Las Ventanas Opinión

Los huesos del Presidente Juárez y un plato de lentejas

Hay historias que apenas van iniciando, se acaban. Son como las carreras de caballos parejeros: inician rápido y son de corto aliento. La oportunidad política que Onésimo Cepeda Silva buscó duró más o menos lo mismo que un suspiro, pero en sus estertores generó movimientos que estoy segura que llegaron a retumbar en los huesos del Benemérito de las Américas.

Si Don Benito Juárez pudiera asomarse desde el espacio en el que se encuentra y lograra dar una ojeada al México de hoy, se revolvería en su lugar de reposo. ¿Qué están haciendo con mi legado?, me imagino que preguntaría y si pudiera, le daría un manotazo al escritorio. No sé cuantas leyes, disposiciones, reglamentos, normas se violaron para postular como candidato a un puesto de elección popular a un prelado de la Iglesia Católica. Hasta donde me quedé y desde la Reforma de Juárez, hay una separación clara entre el Estado y la Iglesia.

A Onésimo Cepeda Silva le gusta estar bajo los reflectores. Siempre ha sido un personaje situado en el ojo del huracán. Es un hombre allegado a políticos de elite y a empresarios prominentes. Nada menos, los primeros pasos de su carrera en el ámbito financiero los dio Carlos Slim que es su gran amigo. Hoy, a los ochenta y cuatro años Don Onésimo Cepeda es Obispo Emérito de Ecatepec después de haberse jubilado en mayo de 2012.

Es inevitable pensar en qué estarían pensando al plantear esa candidatura. Por un lado, Onésimo Cepeda no es un cura de rancho, estamos hablando de un hombre cuya prelatura está en los niveles más encumbrados de la iglesia católica. Es un representante de Cristo en la tierra, tiene anillo y báculo de pastor. Y, aunque su grey está en Ecatepec, uno de los municipios más grandes del Estado de México y que tiene muchos focos de pobreza, siempre fue recriminado por una fracción de los fieles que aseguraban que sólo atendía a la gente rica y sus amigos.
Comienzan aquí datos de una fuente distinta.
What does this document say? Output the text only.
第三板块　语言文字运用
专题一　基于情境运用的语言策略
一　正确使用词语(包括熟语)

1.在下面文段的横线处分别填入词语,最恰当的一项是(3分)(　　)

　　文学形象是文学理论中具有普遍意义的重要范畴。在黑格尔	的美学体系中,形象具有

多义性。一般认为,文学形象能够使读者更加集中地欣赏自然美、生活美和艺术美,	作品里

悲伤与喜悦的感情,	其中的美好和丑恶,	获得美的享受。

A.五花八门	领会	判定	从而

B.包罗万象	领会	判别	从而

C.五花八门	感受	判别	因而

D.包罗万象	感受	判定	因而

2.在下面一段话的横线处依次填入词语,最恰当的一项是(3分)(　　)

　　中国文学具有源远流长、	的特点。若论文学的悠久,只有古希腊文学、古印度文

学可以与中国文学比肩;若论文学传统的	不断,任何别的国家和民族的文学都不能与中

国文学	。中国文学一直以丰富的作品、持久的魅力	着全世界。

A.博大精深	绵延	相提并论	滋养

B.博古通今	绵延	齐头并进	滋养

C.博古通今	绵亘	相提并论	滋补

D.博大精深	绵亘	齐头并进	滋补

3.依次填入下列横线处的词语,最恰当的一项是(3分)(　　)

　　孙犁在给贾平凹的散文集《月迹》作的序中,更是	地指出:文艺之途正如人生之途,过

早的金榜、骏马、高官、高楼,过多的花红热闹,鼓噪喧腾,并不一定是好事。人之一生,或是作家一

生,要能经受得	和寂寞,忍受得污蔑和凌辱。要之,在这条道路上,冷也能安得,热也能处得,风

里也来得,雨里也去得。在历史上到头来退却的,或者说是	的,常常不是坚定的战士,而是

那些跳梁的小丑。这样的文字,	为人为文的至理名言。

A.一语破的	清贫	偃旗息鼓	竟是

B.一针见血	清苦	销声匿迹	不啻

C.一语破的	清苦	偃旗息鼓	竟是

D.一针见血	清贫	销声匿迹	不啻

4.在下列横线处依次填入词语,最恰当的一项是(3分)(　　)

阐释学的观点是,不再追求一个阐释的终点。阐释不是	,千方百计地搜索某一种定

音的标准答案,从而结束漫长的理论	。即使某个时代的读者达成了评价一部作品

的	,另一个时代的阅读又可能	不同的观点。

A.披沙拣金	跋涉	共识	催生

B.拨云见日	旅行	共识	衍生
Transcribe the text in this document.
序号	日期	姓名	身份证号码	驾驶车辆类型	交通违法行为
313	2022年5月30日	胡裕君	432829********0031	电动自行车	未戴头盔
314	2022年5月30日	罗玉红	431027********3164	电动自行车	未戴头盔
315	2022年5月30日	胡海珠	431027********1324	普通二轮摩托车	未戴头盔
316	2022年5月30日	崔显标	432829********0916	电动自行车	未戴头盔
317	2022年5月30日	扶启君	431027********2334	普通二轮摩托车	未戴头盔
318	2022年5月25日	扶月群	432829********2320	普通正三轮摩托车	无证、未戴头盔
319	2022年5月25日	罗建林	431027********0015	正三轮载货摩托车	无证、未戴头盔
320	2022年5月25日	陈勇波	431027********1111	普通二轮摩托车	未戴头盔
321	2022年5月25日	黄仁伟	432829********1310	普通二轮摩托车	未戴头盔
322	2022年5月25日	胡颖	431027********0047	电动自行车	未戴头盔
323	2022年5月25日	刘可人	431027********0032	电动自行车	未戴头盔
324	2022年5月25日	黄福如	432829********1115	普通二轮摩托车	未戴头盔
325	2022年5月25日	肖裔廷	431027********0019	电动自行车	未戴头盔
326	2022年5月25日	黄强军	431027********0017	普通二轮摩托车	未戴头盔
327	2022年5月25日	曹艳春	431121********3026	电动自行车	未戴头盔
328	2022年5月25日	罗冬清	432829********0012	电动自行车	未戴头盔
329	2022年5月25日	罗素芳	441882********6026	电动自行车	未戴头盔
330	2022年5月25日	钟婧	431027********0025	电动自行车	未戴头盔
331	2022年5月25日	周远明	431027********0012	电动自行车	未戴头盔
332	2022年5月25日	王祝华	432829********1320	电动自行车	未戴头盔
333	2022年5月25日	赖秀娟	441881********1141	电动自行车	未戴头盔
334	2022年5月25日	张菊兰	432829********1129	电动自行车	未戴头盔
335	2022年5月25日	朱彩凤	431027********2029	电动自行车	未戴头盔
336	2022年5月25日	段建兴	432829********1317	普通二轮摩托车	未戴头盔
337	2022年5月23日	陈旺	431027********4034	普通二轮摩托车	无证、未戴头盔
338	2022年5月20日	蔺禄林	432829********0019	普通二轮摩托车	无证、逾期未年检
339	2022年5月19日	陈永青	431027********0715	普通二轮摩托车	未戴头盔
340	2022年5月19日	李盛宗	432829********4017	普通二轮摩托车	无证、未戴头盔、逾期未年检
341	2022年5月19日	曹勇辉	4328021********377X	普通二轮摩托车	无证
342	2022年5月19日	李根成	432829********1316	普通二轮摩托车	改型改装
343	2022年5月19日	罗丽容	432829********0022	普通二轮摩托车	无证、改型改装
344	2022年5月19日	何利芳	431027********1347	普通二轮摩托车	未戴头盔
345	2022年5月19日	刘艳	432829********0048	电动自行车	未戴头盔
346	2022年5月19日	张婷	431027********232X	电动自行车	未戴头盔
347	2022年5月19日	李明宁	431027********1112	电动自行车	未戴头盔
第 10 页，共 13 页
El personaje es controvertido, pero no es tonto. No se entienden sus intenciones. Tal vez, la vida del retiro le pareció demasiado tranquila y necesitaba nuevos retos.

Por otro lado, tampoco se entiende muy bien qué pretensiones tendría el Partido Fuerza por México al presentar en un hotel de la Ciudad de México a su flamante candidato a diputado que, además llegaría a la curul por la vía plurinominal, es decir, sin hacer campaña. ¿Será que no se enteran que un obispo no puede contender a un puesto de elección popular? Si Benito Juárez viviera ya tendría la piel llena de ronchas de los corajes que estaría haciendo.

Es de alarmar la falta de información de la gente que conforma este nuevo partido, valdría mucho la pena que se informaran que Cepeda Silva aparece todavía como ministro de culto por la Conferencia del Episcopado Mexicano (CEM) en el Directorio de Ministros de Culto de la Dirección General de Asuntos Religiosos de la Secretaría de Gobernación (Segob), actualizado al viernes 2 de abril del presente año, ¿no creen? También sería bueno que leyeran el artículo 55, fracción VI de la Constitución mexicana que establece como requisito para ser diputado “no ser ministro de algún culto religioso”. El artículo 130, incido D de la Carta Magna dice a su vez que “los ministros de cultos no podrán desempeñar cargos públicos. Como ciudadanos tendrán derecho a votar, pero no a ser votados”.

Digo que la historia de la candidatura del obispo emérito es de corto aliento porque ya se acabó. Primero el Episcopado de México se deslindó, ni tenemos que ver con el partido Fuerza por México ni con la decisión del obispo emérito. El propio Onésimo Cepeda ya dijo que el Papa Francisco no le dio autorización para contender. Yo jamás voy a abandonar mi ministerio porque sería tanto como vender mi progenitura por un plato de lentejas, por ser diputado, aclaró. Sí, creo que eso precisamente es lo que estaba haciendo.

Y, aunque la historia no dio para mucho más, porque apenas nacía, el proyecto ya estaba muerto, nos deja un mal sabor de boca. El fiel de la balanza marca un arco entre los actos seniles y las conveniencias partidarias. No sólo se pone en riesgo su obispado, esta candidatura pone en juego la congruencia de Cepeda como persona y de Fuerza por México como partido. Sólo los que no quieren ver, no se dan cuenta.